Every Saturday morning I would start the car and wait for my
mother to come with basket hung by her shoulder for Saturday used to be the
vegetable-market day. It used to be just us most days but sometimes the lady
house-owner or sometimes her daughter would wish to go to market with us.
The vegetable market in khuruthang, which otherwise remained
deserted would be flooded with buyers and sellers agreeing to a price profitable
to the vendors and absolutely cheap to the buyers. Only the upper-hand knows
how a price of such equation was solved altogether.
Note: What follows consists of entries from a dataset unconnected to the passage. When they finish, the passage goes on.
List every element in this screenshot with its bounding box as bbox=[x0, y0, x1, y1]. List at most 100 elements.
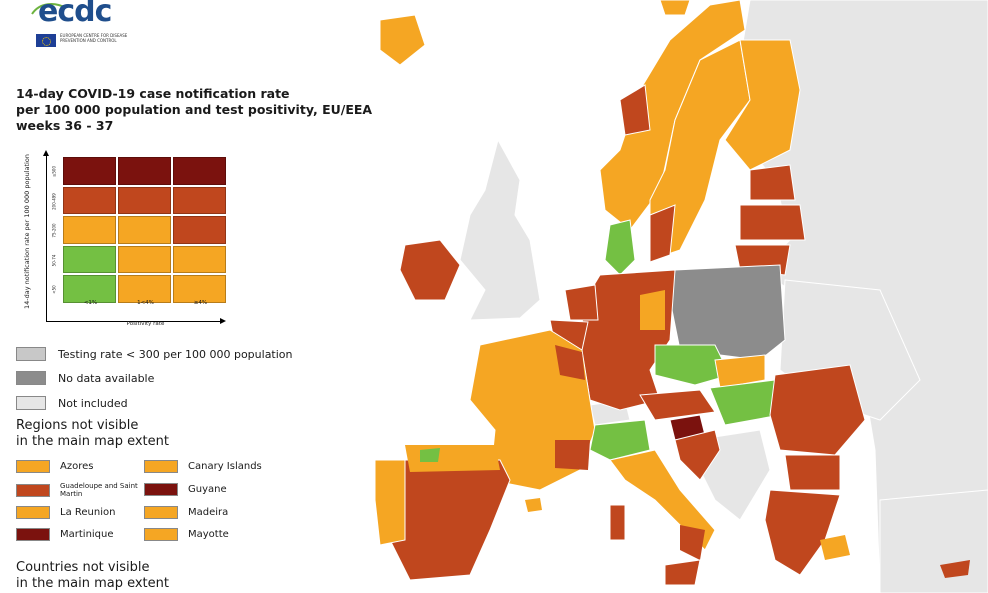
not-included-swatch bbox=[16, 396, 46, 410]
matrix-cell bbox=[63, 186, 116, 214]
matrix-y-label: 14-day notification rate per 100 000 pop… bbox=[23, 154, 31, 309]
legend-testing: Testing rate < 300 per 100 000 populatio… bbox=[16, 347, 293, 361]
ireland-region bbox=[399, 239, 461, 301]
finland-region bbox=[724, 39, 801, 171]
legend-testing-label: Testing rate < 300 per 100 000 populatio… bbox=[58, 347, 293, 361]
testing-swatch bbox=[16, 347, 46, 361]
matrix-cell bbox=[173, 275, 226, 303]
matrix-y-axis bbox=[43, 150, 49, 322]
title-line-2: per 100 000 population and test positivi… bbox=[16, 102, 373, 117]
denmark-region bbox=[604, 219, 636, 276]
italy-red-south bbox=[680, 525, 705, 560]
sicily-region bbox=[664, 559, 701, 586]
sweden-red-south bbox=[649, 204, 676, 263]
y-tick: 200-499 bbox=[51, 192, 57, 210]
region-label: Martinique bbox=[60, 529, 114, 540]
region-label: Azores bbox=[60, 461, 94, 472]
legend-no-data-label: No data available bbox=[58, 371, 155, 385]
countries-heading-line-1: Countries not visible bbox=[16, 560, 150, 575]
romania-region bbox=[769, 364, 866, 456]
region-mayotte: Mayotte bbox=[144, 528, 229, 541]
matrix-cell bbox=[118, 245, 171, 273]
region-canary-islands: Canary Islands bbox=[144, 460, 262, 473]
legend-not-included: Not included bbox=[16, 396, 128, 410]
europe-map bbox=[320, 0, 988, 593]
slovakia-region bbox=[714, 354, 766, 389]
greece-islands bbox=[820, 535, 850, 560]
matrix-cell bbox=[173, 216, 226, 244]
y-tick: 50-74 bbox=[51, 254, 57, 266]
bulgaria-region bbox=[784, 454, 841, 491]
region-madeira: Madeira bbox=[144, 506, 228, 519]
logo-subtitle: EUROPEAN CENTRE FOR DISEASE PREVENTION A… bbox=[60, 33, 128, 43]
croatia-region bbox=[674, 429, 721, 481]
matrix-cell bbox=[173, 186, 226, 214]
region-azores: Azores bbox=[16, 460, 93, 473]
guyane-swatch bbox=[144, 483, 178, 496]
italy-north-region bbox=[589, 419, 651, 461]
matrix-x-axis bbox=[46, 318, 226, 324]
matrix-x-ticks: <1% 1<4% ≥4% bbox=[63, 300, 228, 306]
spain-green-north bbox=[420, 448, 440, 462]
y-tick: 75-200 bbox=[51, 223, 57, 238]
regions-heading: Regions not visible in the main map exte… bbox=[16, 418, 216, 450]
map-title: 14-day COVID-19 case notification rate p… bbox=[16, 86, 396, 134]
latvia-region bbox=[739, 204, 806, 241]
matrix-cell bbox=[118, 186, 171, 214]
x-tick: <1% bbox=[83, 300, 98, 306]
x-tick: 1<4% bbox=[137, 300, 154, 306]
region-label: La Reunion bbox=[60, 507, 116, 518]
y-tick: <50 bbox=[51, 285, 57, 294]
iceland-cut bbox=[659, 0, 691, 16]
italy-region bbox=[609, 449, 716, 551]
hungary-region bbox=[709, 379, 781, 426]
regions-heading-line-1: Regions not visible bbox=[16, 418, 139, 433]
martinique-swatch bbox=[16, 528, 50, 541]
madeira-swatch bbox=[144, 506, 178, 519]
matrix-grid bbox=[63, 157, 226, 303]
matrix-cell bbox=[63, 245, 116, 273]
mayotte-swatch bbox=[144, 528, 178, 541]
matrix-cell bbox=[63, 216, 116, 244]
region-label: Guyane bbox=[188, 484, 227, 495]
matrix-x-label: Positivity rate bbox=[126, 321, 165, 327]
matrix-cell bbox=[118, 157, 171, 185]
svalbard-island bbox=[379, 14, 426, 66]
cyprus-island bbox=[940, 560, 970, 578]
portugal-region bbox=[374, 459, 406, 546]
title-line-1: 14-day COVID-19 case notification rate bbox=[16, 86, 290, 101]
countries-heading: Countries not visible in the main map ex… bbox=[16, 560, 216, 592]
region-la-reunion: La Reunion bbox=[16, 506, 115, 519]
spain-orange-north bbox=[405, 445, 500, 472]
region-martinique: Martinique bbox=[16, 528, 114, 541]
matrix-cell bbox=[118, 216, 171, 244]
matrix-cell bbox=[63, 275, 116, 303]
germany-orange-east bbox=[640, 290, 665, 330]
austria-region bbox=[639, 389, 716, 421]
la-reunion-swatch bbox=[16, 506, 50, 519]
logo-wordmark: ecdc bbox=[38, 0, 112, 29]
canary-swatch bbox=[144, 460, 178, 473]
netherlands-region bbox=[564, 284, 599, 321]
y-tick: ≥500 bbox=[51, 166, 57, 177]
ecdc-logo: ecdc EUROPEAN CENTRE FOR DISEASE PREVENT… bbox=[30, 0, 140, 60]
matrix-cell bbox=[173, 157, 226, 185]
guadeloupe-swatch bbox=[16, 483, 50, 497]
azores-swatch bbox=[16, 460, 50, 473]
countries-heading-line-2: in the main map extent bbox=[16, 576, 169, 591]
region-label: Mayotte bbox=[188, 529, 229, 540]
region-guyane: Guyane bbox=[144, 483, 227, 496]
title-line-3: weeks 36 - 37 bbox=[16, 118, 114, 133]
greece-region bbox=[764, 489, 841, 576]
sardinia-region bbox=[609, 504, 626, 541]
region-guadeloupe: Guadeloupe and Saint Martin bbox=[16, 482, 140, 498]
no-data-swatch bbox=[16, 371, 46, 385]
x-tick: ≥4% bbox=[193, 300, 208, 306]
eu-flag-icon bbox=[36, 34, 56, 47]
europe-map-svg bbox=[374, 0, 988, 593]
legend-no-data: No data available bbox=[16, 371, 154, 385]
france-red-south bbox=[555, 440, 590, 470]
legend-not-included-label: Not included bbox=[58, 396, 128, 410]
estonia-region bbox=[749, 164, 796, 201]
logo-swirl-icon bbox=[31, 3, 67, 15]
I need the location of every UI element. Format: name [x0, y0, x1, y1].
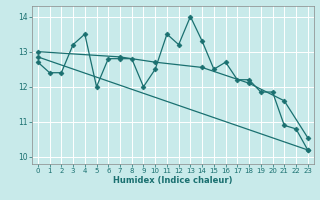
X-axis label: Humidex (Indice chaleur): Humidex (Indice chaleur): [113, 176, 233, 185]
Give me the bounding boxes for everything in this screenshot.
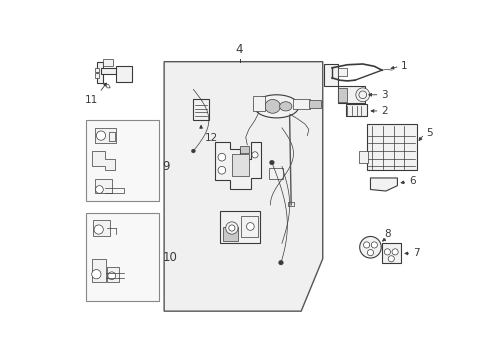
Text: 3: 3 (381, 90, 388, 100)
Bar (269, 168, 283, 180)
Circle shape (108, 272, 116, 280)
Circle shape (96, 186, 103, 193)
Circle shape (252, 152, 258, 158)
Bar (92, 259, 106, 282)
Bar (232, 154, 249, 176)
Bar (338, 86, 365, 103)
Bar (95, 180, 112, 193)
Bar (93, 220, 110, 236)
Circle shape (192, 149, 196, 153)
Bar (367, 124, 416, 170)
Bar (95, 73, 99, 78)
Circle shape (270, 160, 274, 165)
Bar (107, 266, 120, 282)
Circle shape (368, 249, 373, 256)
Ellipse shape (254, 95, 299, 118)
Circle shape (246, 222, 254, 230)
Ellipse shape (280, 102, 292, 111)
Text: 6: 6 (409, 176, 416, 186)
Bar (86, 120, 159, 201)
Bar (86, 213, 159, 301)
Circle shape (364, 242, 369, 248)
Circle shape (392, 249, 398, 255)
Text: 9: 9 (163, 160, 170, 173)
Circle shape (359, 91, 367, 99)
Circle shape (229, 225, 235, 231)
Polygon shape (164, 62, 323, 311)
Bar (101, 68, 124, 74)
Ellipse shape (265, 99, 280, 113)
Bar (222, 227, 238, 241)
Circle shape (356, 88, 370, 102)
Bar (338, 68, 347, 76)
Text: 11: 11 (85, 95, 98, 105)
Polygon shape (370, 178, 397, 191)
Text: 7: 7 (413, 248, 419, 258)
Bar (382, 243, 401, 263)
Bar (95, 128, 117, 143)
Circle shape (92, 270, 101, 279)
Circle shape (360, 237, 381, 258)
Bar (97, 62, 103, 83)
Bar (109, 132, 115, 141)
Bar (346, 104, 368, 116)
Circle shape (218, 153, 226, 161)
Bar (338, 88, 347, 102)
Bar (324, 64, 338, 86)
Circle shape (218, 166, 226, 174)
Circle shape (94, 225, 103, 234)
Bar (117, 66, 132, 82)
Circle shape (388, 256, 394, 262)
Circle shape (279, 260, 283, 265)
Text: 4: 4 (236, 43, 244, 56)
Bar (309, 100, 321, 108)
Polygon shape (92, 151, 115, 170)
Text: 8: 8 (384, 229, 391, 239)
Bar (194, 99, 209, 120)
Bar (220, 211, 260, 243)
Bar (253, 95, 265, 111)
Bar (241, 216, 258, 237)
Text: 12: 12 (205, 133, 218, 143)
Text: 2: 2 (381, 106, 388, 116)
Text: 10: 10 (163, 251, 177, 264)
Text: 1: 1 (401, 61, 408, 71)
Circle shape (384, 249, 391, 255)
Text: 5: 5 (426, 127, 433, 138)
Bar (294, 99, 311, 109)
Bar (359, 151, 368, 163)
Circle shape (226, 222, 238, 234)
Bar (288, 202, 294, 206)
Bar (102, 59, 113, 66)
Bar (240, 147, 249, 153)
Polygon shape (215, 142, 261, 189)
Circle shape (97, 131, 106, 140)
Circle shape (371, 242, 377, 248)
Bar (95, 68, 99, 72)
There in the market I had only a little work to do; walk
along with my mother and carry in the basket whatever my mother decides to buy
for she thought I had no knowledge or a very little knowledge over the
selection of vegetables. How my mom selects goods from a heap is a big mystery
that my aunt and I are yet to solve. It was once that we were selecting dried
fishes from a heap and she picked one from the heap and said, “Pick one of this
kind” and raised it in the air. The one she had picked and the ones in the heap
looked all the same. My aunt and I would start fishing from the heap and my mom
would say again, “Not those, this kind! This kind!” and it would same again.
It was on a certain Saturday market day that I found a huge
jackfruit kept for sale. I haggled with the vendor to a comfortable price and
paid him hastily before he could change his mind again. I think that day my mom
realized, I could bargain quiet well.
As we reached home I watched my mom separating the blobs of
eatable fibers from the fruit and I ate it hungrily that morning. One after
another blob, I kept on eating. I ate until
I could barely move and just as I stood up after much struggle, my head felt
dizzy and somewhere in a distant memory, a long time back, I heard my father
telling me, eating a lot of jackfruit fiber-blobs makes a person sick for days.
Needless to say I puked that morning and was sick with headache and nausea,
precisely jackfruit-nausea, a semi-medical termed I coined that day.
My father often told me that it’s best to be moderate, “Extreme
is dangerous.” He would say. I learned it that day; he had always been right.